Şu anda hükûmet eden kabîne, -beğenilir-beğenilmez- Cumhuriyet tarihi boyunca Kürt meselesinin çözümü için en çok siyasi risk üstlenmiş, pek işe yaramış görünmese de en ciddi adımları atmış bir heyettir; çözüme doğru yönelmiş her hamlenin, “Eyvah galiba başarılı olacaklar!” endişesiyle silahlı örgüt zorbaları ve onların düzdeki sözcüleri tarafından aynı anda çelmelenmesi size de tuhaf gelmiyor mu?

“Demokratik, meşrû talepler” tarzında dile getirilen haklı isteklerin, kamuoyunda anlayışla karşılandığı, basında, mecliste konuşulup desteklendiği mâkul bir zihnî iklimde yaşıyoruz. Bu yumuşamanın çözüm noktasında fiilen hiçbir işe yaramadığını, ödüllendirilmediğini, her iyileştirmenin akabinde, “Sulak yerden tarla bağışlar gibi bölük-pörçük hak verilmez; bizi ufak tefek tavizlerle aldatamazsınız, mücadelemizi pörsütemezsiniz” edebiyatıyla savuşturulması nasıl yorumlanır?

Cumhuriyet döneminin en kanlı, en gözüpek ve insafsız silahlı şiddet örgütünü teşkil eden PKK’nın, Türk basınında hâlâ büyük bir propaganda gücüne sahip bulunmasının ama buna rağmen “Batılı entel gözlemciler”den her Allah’ın günü “Bu ülkede basın hürriyeti kalmadı” fırçası yemesinin anlamı nedir?

Cevabı Selahattin Demirtaş veriyor: “Kanunsuzluk, hukuksuzluğu bir kenara bırakıp hükümet ve devlet gibi davranın, karşınızda bir halk var.

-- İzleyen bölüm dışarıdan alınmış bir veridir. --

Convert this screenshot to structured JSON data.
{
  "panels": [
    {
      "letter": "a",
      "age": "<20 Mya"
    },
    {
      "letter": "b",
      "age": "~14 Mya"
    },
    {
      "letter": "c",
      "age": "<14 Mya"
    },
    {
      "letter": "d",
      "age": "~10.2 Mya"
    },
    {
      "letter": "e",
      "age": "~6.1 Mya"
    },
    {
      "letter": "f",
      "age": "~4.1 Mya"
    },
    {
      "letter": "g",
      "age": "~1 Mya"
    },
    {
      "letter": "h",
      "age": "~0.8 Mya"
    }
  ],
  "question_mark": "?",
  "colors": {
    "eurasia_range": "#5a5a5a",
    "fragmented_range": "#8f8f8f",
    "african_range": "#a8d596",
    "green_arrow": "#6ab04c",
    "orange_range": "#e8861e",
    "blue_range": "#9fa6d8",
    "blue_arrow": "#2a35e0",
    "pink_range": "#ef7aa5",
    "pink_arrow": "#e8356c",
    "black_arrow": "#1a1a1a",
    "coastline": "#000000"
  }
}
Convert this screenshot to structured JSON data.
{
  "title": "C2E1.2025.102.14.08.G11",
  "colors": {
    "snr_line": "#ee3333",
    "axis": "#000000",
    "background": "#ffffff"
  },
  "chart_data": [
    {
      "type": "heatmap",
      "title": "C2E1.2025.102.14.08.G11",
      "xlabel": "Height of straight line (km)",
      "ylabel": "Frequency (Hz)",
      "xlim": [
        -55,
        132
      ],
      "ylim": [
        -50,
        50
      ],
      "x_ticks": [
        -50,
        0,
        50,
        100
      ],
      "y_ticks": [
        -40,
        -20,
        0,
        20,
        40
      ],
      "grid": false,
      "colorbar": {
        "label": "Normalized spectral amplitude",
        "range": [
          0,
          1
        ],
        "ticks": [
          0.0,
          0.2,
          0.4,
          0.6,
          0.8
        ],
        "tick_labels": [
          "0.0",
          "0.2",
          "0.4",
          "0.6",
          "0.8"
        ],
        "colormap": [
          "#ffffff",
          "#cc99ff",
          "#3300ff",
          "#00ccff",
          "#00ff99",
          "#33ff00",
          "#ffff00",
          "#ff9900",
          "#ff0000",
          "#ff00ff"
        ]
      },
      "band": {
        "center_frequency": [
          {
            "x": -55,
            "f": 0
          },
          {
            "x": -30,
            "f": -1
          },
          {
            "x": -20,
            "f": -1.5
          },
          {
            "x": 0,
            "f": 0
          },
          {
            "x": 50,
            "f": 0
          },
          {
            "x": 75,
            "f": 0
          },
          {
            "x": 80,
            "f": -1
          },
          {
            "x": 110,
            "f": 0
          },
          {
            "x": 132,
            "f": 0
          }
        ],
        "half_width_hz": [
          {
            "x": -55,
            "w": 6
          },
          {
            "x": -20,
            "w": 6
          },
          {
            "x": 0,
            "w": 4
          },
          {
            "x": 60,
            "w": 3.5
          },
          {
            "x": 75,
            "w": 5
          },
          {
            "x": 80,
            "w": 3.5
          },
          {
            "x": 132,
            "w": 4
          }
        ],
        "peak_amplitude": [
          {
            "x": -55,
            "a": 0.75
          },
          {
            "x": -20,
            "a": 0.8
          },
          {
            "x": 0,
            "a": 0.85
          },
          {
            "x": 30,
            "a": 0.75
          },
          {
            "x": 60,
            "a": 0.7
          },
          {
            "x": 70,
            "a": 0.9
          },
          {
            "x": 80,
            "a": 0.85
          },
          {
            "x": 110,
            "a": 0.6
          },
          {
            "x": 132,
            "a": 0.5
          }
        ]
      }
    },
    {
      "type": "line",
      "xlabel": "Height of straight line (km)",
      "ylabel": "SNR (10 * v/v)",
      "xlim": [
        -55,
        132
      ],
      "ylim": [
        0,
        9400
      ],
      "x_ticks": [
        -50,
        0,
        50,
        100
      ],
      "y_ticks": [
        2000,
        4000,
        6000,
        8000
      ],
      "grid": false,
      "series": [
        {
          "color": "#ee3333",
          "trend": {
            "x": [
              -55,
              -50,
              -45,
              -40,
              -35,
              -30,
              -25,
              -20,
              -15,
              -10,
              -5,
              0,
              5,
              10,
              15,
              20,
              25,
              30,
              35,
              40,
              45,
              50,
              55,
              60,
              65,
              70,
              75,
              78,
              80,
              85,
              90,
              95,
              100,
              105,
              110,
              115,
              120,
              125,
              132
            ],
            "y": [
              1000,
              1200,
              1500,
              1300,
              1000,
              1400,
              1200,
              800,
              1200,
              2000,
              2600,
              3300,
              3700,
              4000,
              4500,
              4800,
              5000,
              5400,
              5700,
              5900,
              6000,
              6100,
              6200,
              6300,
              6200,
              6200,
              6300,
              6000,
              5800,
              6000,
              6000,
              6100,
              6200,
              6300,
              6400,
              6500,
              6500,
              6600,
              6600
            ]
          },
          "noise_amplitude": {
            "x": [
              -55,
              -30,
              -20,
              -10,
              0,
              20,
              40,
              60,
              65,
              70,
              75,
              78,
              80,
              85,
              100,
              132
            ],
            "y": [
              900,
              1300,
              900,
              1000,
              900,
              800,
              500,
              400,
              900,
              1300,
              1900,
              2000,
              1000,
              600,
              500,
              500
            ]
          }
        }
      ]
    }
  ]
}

Bakın Ortadoğu’da Kürt devleti kuruluyor.” Ve devam ediyor: “Valiler, Emniyet Müdürleri çözüm istiyorlar. Bu eylemlerin önünü kesmemelidirler. Engelliyorlarsa onları savaş sorumlusu ilan ederiz.”

Lâfı dolandırmadan konuşup yüksek vicdanlı entelektüel laga-lugalara başvurmadan dürüst konuştuğu için Demirtaş’a aslında teşekkür etmemiz lâzım; Demirtaş ve onun gibi düşünenler, düzde külahlı, dağda silahlı gezmenin verdiği yüksek özgüvenle dört komşu ülke toprakları üstüne kurulacak bir Kürt devletinin hükümet sözcüsü gibi konuşuyorlar; enteller basın hürriyeti ve ölüm oruçlarına sızlayan vicdan egzersizi yapadursun, onlar siyasi menfaatin bıçak soğukluğundaki diliyle, kavgada yumruk sayılmaz diye düşünüyorlar. Hükümet, ülkenin her yerinde okulları açmak eğitimi sürdürmek mecburiyetinde; adam, “Gitmeyin okula, boykot edin” derken ne kadar da rahat!

Yol belli; külahlıyla siyâsi, silâhlıyla silâhlı mücâdele. Pazarlık ve müzâkere gibi oyalayıcı müsekkinlerin artık hükmü yok.